Assia

Publié le par Cécile

Nous sommes le 22 octobre, deuxième jour de mon séjour à Agadir. Karima, Mimid et moi nous rendons à Dcheira El Jihadia. Cette petite commune coincée entre Inezgane et Tikiouine, au sud d'Agadir, donne à voir de premier abord ses grandes avenues et des bâtiments cossus. Mais il y a les quartiers plus populaires et c'est vers ceux-ci que nous nous dirigeons. Nous allons à la rencontre d'Assia.

Assia

La ruelle qui nous conduit chez elle fait à peine deux mètres de large. Par égard à l'intimité de la jeune femme et de ses enfants je me tiens à l'écart de la grille qui fait office de porte à la toute petite chambre (à peine 9 m2) où est logée la famille. Je me demande comment elle se protège de la pluie et du froid ? Mimid et Karima qui la connaissent bien entament la conversation. Assia a le sourire. Nous devons aller visiter avec elle un logement plus grand où elle sera plus à l'aise avec ses enfants. Elle m'invite à pénétrer dans son tout petit espace. La jeune femme de 34 ans, mère célibataire de 6 enfants de 14 à 1 an nous attendait. Je les regarde serrés les uns contre les autres installés sur les matelas étalés par terre. La plus jeunes des enfants dort contre ses aînés.

Assia
Assia

Assia confie la fratrie au garçon de 14 ans. Il va devoir rester avec ses jeunes frères et sœurs et s'en occuper. Avec un de ses enfants elle nous accompagne en voiture dans un autre quartier ou se trouve l'association Tadamoun (Solidarité pour les personnes en situation difficile). Cette dernière doit donner des vêtements que les femmes, qui viennent en formation ici, ont réunis pour Assia et ses enfants. Elle reste discrète et se tient à l'écart tandis que Fatimzara me fait visiter les locaux. Plusieurs classes d'alphabétisation pour les femmes, ainsi que des cours de coutures, de coiffures occupent les locaux. Il y a différents niveaux d'instruction. Les enseignantes sont fières de me montrer les cahiers de certaines femmes. Fatimzara m'invite à me présenter et leur dire un petit mot. C'est ainsi que j'encourage chaque classe, chaque femme à persévérer dans leurs apprentissages pour qu'ainsi elles acquièrent de l'autonomie et qu'elles fassent changer la place et le rôle des femmes dans leur société.

Assia
Assia

Nous repartons avec la jeune femme et son fils cette fois à pied vers son nouveau logement. Fatimzara vient avec nous et je profite de son excellent français pour me faire expliquer leur travail auprès des femmes. Au détour de plusieurs ruelles qui en partie sont faites en terre nous arrivons devant une petite échoppe. Un homme nous accompagne jusqu’au logement. En entrant dans la pièce Assia enlève ses lunettes noires. Je peux ainsi vérifier ce que j'avais cru voir quand nous étions chez elle. Ses pupilles sont dilatées comme celles d'une personne sous emprise de drogue. L'homme nous fait visiter le studio. Il est au rez-de-chaussée, a une vrai porte. La pièce principale est spacieuse et comporte un coin cuisine. Elle donne sur une petite chambre qui une fois aménagée avec des lits superposés offrira des couchages individuels pour chaque enfant et pour la jeune mère. Pour ce logement notre association, Khoutwa, va payer le loyer pendant un an.

Assia

Mimid négocie avec l'homme qui nous a fait visiter. De ce que je comprends il n'a pas l'air enthousiaste à l'idée de louer son appartement à une mère célibataire. J'apprendrais plus tard qu'effectivement l'équipe a dû trouver un autre logement pour la jeune femme.

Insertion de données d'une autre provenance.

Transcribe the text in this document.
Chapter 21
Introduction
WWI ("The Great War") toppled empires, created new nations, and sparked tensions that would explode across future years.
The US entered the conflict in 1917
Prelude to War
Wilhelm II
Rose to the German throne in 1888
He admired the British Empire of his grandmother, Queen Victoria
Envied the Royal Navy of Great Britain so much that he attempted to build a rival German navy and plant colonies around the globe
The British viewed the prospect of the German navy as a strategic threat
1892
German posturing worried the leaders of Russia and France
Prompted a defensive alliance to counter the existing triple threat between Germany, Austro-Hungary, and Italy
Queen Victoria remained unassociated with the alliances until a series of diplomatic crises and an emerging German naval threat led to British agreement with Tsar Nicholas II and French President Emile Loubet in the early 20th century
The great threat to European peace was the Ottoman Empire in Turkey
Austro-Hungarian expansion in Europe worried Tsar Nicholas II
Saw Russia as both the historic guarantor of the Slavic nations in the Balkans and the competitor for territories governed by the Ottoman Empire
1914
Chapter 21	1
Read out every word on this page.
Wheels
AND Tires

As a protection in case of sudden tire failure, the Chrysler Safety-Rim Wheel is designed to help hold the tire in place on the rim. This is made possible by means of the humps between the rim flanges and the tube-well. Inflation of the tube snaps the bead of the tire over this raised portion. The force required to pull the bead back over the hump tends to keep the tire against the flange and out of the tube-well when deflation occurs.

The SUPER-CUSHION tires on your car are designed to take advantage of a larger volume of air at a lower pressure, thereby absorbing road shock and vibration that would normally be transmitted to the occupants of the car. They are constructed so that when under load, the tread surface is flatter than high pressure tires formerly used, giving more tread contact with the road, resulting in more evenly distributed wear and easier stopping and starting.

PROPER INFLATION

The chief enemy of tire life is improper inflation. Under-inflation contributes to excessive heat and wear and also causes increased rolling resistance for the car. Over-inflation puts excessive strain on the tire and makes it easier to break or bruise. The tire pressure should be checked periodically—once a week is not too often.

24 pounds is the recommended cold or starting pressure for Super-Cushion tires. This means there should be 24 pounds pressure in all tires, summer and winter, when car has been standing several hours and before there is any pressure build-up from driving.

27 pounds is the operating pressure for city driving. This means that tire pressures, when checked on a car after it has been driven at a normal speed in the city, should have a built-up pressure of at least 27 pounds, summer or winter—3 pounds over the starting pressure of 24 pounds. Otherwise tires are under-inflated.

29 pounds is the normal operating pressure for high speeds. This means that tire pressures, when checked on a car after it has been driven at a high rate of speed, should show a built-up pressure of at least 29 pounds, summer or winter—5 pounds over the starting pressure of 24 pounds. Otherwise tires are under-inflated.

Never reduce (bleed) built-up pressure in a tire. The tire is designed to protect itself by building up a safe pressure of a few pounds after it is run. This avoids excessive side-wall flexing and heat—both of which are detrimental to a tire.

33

Je ne sais pas comment Assia peut faire vivre ses enfants. Ils sont propres et ont l'air bien portant. L'association lui apporte son aide sur plusieurs plans. Ainsi elle l'accompagne aussi d'un point de vu administratif pour que ses enfants puissent être reconnus légalement. Je ne reverrai pas Assia lors du reste de mon séjour. Son sourire triste restera dans mes souvenirs.